The last time I stopped at a roast chestnut stand, I bought more chestnuts than I planned to eat and shelled the rest for use in culinary experiments. My first thought was Mont Blanc, the classic French dessert: a meringue base topped with sweet chestnut puree, decorated generously with whipped cream. Much of its charm lies in effective presentation, however, and I lack the equipment necessary to form the chestnut puree into fine threads.
Instead, I opted for a different preparation. After turning my roasted chestnuts into sweet puree, I combined them with custard and folded in gelatin and whipped cream, spooning the mixture into decorative glasses. The French call this dessert crème bavaroise (or just bavarois), and it's a lovely finish to a holiday meal.
In this city of street vendors, it might even become part of my culinary landscape.
If you're not in a place where roasted chestnuts in the shell are readily available for purchase, don't drive yourself mad trying to track down fresh chestnuts to roast from scratch. Vacuum-packed, jarred, or tinned chestnuts will all work just fine - just make sure they don't have any sugar added.
(Makes a lot. It's very rich, so a little goes a long way.)
Take seven ounces of shelled chestnuts (about eight ounces in the shell) and place them in a small saucepan with two tablespoons sugar and enough water to cover. Cook, stirring frequently, over very low heat, until the chestnuts start to soften and break up easily when pressed with a spoon. (Keep an eye on them. Chestnuts are like beans, and will burn on the bottom if they catch.) Set the mixture aside to cool.
When the chestnuts have cooled to lukewarm, use a stick blender or food processor to blend them into a smooth puree. Measure out eight ounces of chestnut puree, and set aside. (Any extra is nice on toast.)
In a small bowl, cover two sheets of gelatin (four grams) with a quarter-cup of warm milk.
Separate four egg yolks into a heatproof bowl. (Save the whites for baking.)
In another saucepan, combine half a cup of milk with two tablespoons sugar and half a teaspoon of vanilla. (Optional extra: a tablespoon of brandy or rum.) Heat, stirring frequently, until the sugar dissolves.

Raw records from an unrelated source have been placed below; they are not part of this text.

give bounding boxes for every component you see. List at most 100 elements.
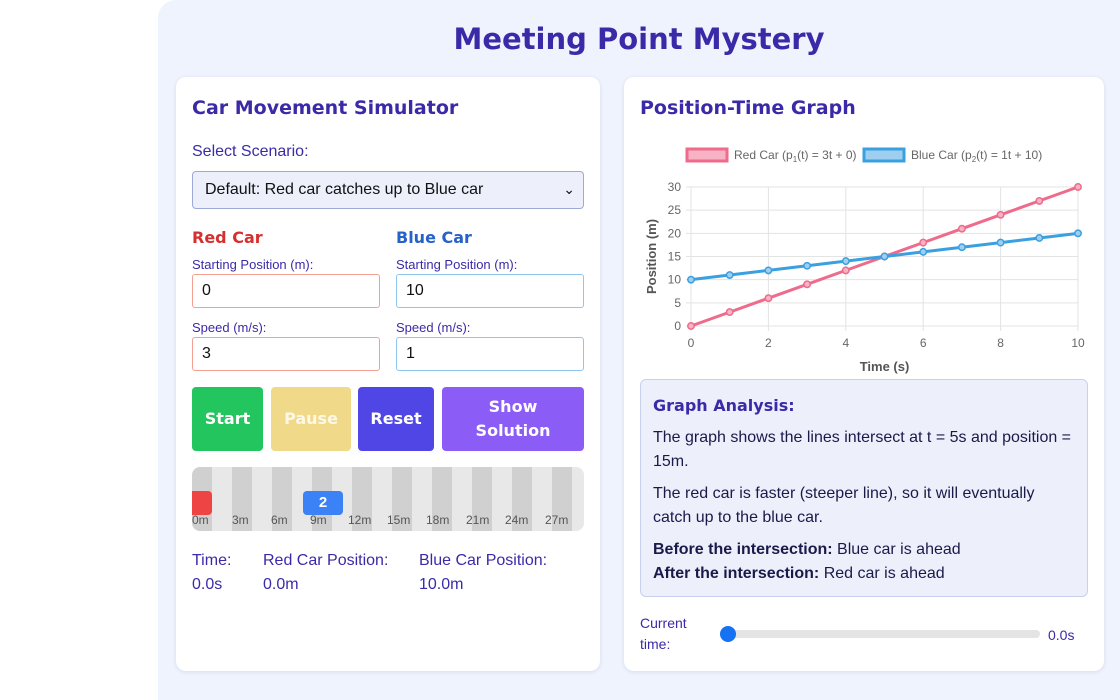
data-point	[957, 243, 966, 252]
blue-car-heading: Blue Car	[396, 228, 472, 247]
legend-label-1: Red Car (p1(t) = 3t + 0)	[734, 148, 857, 164]
red-car-marker	[192, 491, 212, 515]
blue-start-input[interactable]: 10	[396, 274, 584, 308]
red-position-value: 0.0m	[263, 576, 299, 593]
after-value: Red car is ahead	[819, 565, 945, 582]
red-position-stat: Red Car Position: 0.0m	[263, 549, 388, 597]
data-point	[687, 322, 695, 330]
scenario-value: Default: Red car catches up to Blue car	[205, 181, 484, 198]
x-tick-label: 8	[997, 336, 1004, 350]
data-point	[996, 238, 1005, 247]
data-point	[764, 294, 773, 303]
track-tick: 18m	[426, 513, 450, 527]
analysis-after: After the intersection: Red car is ahead	[653, 562, 1075, 586]
y-tick-label: 15	[668, 250, 682, 264]
reset-button[interactable]: Reset	[358, 387, 434, 451]
chevron-down-icon: ⌄	[563, 181, 575, 197]
data-point	[957, 224, 966, 233]
blue-speed-input[interactable]: 1	[396, 337, 584, 371]
scenario-label: Select Scenario:	[192, 143, 309, 160]
legend-swatch-1	[685, 147, 729, 163]
graph-heading: Position-Time Graph	[640, 97, 856, 119]
data-point	[919, 247, 928, 256]
data-point	[725, 308, 734, 317]
time-slider-thumb[interactable]	[720, 626, 736, 642]
page-title: Meeting Point Mystery	[453, 22, 825, 56]
x-tick-label: 4	[842, 336, 849, 350]
after-label: After the intersection:	[653, 565, 820, 582]
y-tick-label: 10	[668, 273, 682, 287]
current-time-label: Current time:	[640, 615, 687, 652]
x-tick-label: 2	[765, 336, 772, 350]
data-point	[841, 257, 850, 266]
analysis-heading: Graph Analysis:	[653, 396, 795, 415]
track-tick: 12m	[348, 513, 372, 527]
y-tick-label: 5	[674, 296, 681, 310]
data-point	[1035, 196, 1044, 205]
start-button[interactable]: Start	[192, 387, 263, 451]
data-point	[725, 271, 734, 279]
y-tick-label: 20	[668, 226, 682, 240]
legend-swatch-2	[862, 147, 906, 163]
graph-card: Position-Time Graph 0 2 4 6 8 10 0 5 10 15 20 25 30 T…	[624, 77, 1104, 671]
track-tick: 3m	[232, 513, 249, 527]
x-tick-label: 10	[1071, 336, 1085, 350]
legend-label-2: Blue Car (p2(t) = 1t + 10)	[911, 148, 1042, 164]
analysis-speed-text: The red car is faster (steeper line), so…	[653, 485, 1035, 526]
scenario-select[interactable]: Default: Red car catches up to Blue car …	[192, 171, 584, 209]
data-point	[687, 275, 695, 284]
track-tick: 21m	[466, 513, 490, 527]
simulator-heading: Car Movement Simulator	[192, 97, 459, 119]
red-speed-input[interactable]: 3	[192, 337, 380, 371]
blue-speed-label: Speed (m/s):	[396, 320, 471, 335]
blue-car-marker: 2	[303, 491, 343, 515]
y-tick-label: 25	[668, 203, 682, 217]
blue-position-value: 10.0m	[419, 576, 464, 593]
track-tick: 9m	[310, 513, 327, 527]
data-point	[803, 280, 812, 289]
analysis-before: Before the intersection: Blue car is ahe…	[653, 538, 1075, 562]
red-start-label: Starting Position (m):	[192, 257, 314, 272]
data-point	[1035, 234, 1044, 242]
red-speed-label: Speed (m/s):	[192, 320, 267, 335]
blue-position-stat: Blue Car Position: 10.0m	[419, 549, 547, 597]
position-time-chart: 0 2 4 6 8 10 0 5 10 15 20 25 30 Time (s) Position (m) R…	[644, 147, 1085, 374]
before-label: Before the intersection:	[653, 541, 833, 558]
time-label: Time:	[192, 552, 232, 569]
data-point	[996, 210, 1005, 219]
track-tick: 27m	[545, 513, 569, 527]
data-point	[880, 252, 889, 261]
blue-start-label: Starting Position (m):	[396, 257, 518, 272]
data-point	[1074, 229, 1082, 238]
y-tick-label: 0	[674, 319, 681, 333]
analysis-intersection-text: The graph shows the lines intersect at t…	[653, 429, 1072, 470]
y-axis-title: Position (m)	[644, 219, 659, 294]
x-tick-label: 6	[920, 336, 927, 350]
track-tick: 6m	[271, 513, 288, 527]
current-time-value: 0.0s	[1048, 627, 1075, 643]
before-value: Blue car is ahead	[832, 541, 961, 558]
red-car-heading: Red Car	[192, 228, 263, 247]
road-track: 2 0m 3m 6m 9m 12m 15m 18m 21m 24m 27m	[192, 467, 584, 531]
blue-position-label: Blue Car Position:	[419, 552, 548, 569]
track-tick: 15m	[387, 513, 411, 527]
time-value: 0.0s	[192, 576, 223, 593]
track-tick: 24m	[505, 513, 529, 527]
y-tick-label: 30	[668, 180, 682, 194]
show-solution-button[interactable]: Show Solution	[442, 387, 584, 451]
red-start-input[interactable]: 0	[192, 274, 380, 308]
data-point	[919, 238, 928, 247]
data-point	[841, 266, 850, 275]
time-stat: Time: 0.0s	[192, 549, 231, 597]
pause-button[interactable]: Pause	[271, 387, 351, 451]
graph-analysis-panel: Graph Analysis: The graph shows the line…	[640, 379, 1088, 597]
red-position-label: Red Car Position:	[263, 552, 389, 569]
data-point	[803, 261, 812, 270]
simulator-card: Car Movement Simulator Select Scenario: …	[176, 77, 600, 671]
x-axis-title: Time (s)	[860, 359, 910, 374]
data-point	[764, 266, 773, 275]
track-tick: 0m	[192, 513, 209, 527]
data-point	[1074, 183, 1082, 191]
x-tick-label: 0	[688, 336, 695, 350]
time-slider-track[interactable]	[728, 630, 1040, 638]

Carefully whisk the hot milk mixture into the egg yolks, beating well to incorporate. Transfer the mixture back to the saucepan. Add a fat pinch of salt. Cook over low heat, whisking steadily, until the mixture thickens and the whisk starts to form trails. Remove from heat, and whisk in the gelatin mixture. Stir in the chestnut puree. Set aside to cool.
Beat three-quarters of a cup of heavy cream until it forms stiff peaks. Gently fold into the chestnut custard.
Spoon the mixture into glasses, and chill in the fridge overnight. Decorate with whipped cream (and marrons glaces, if you like) before serving.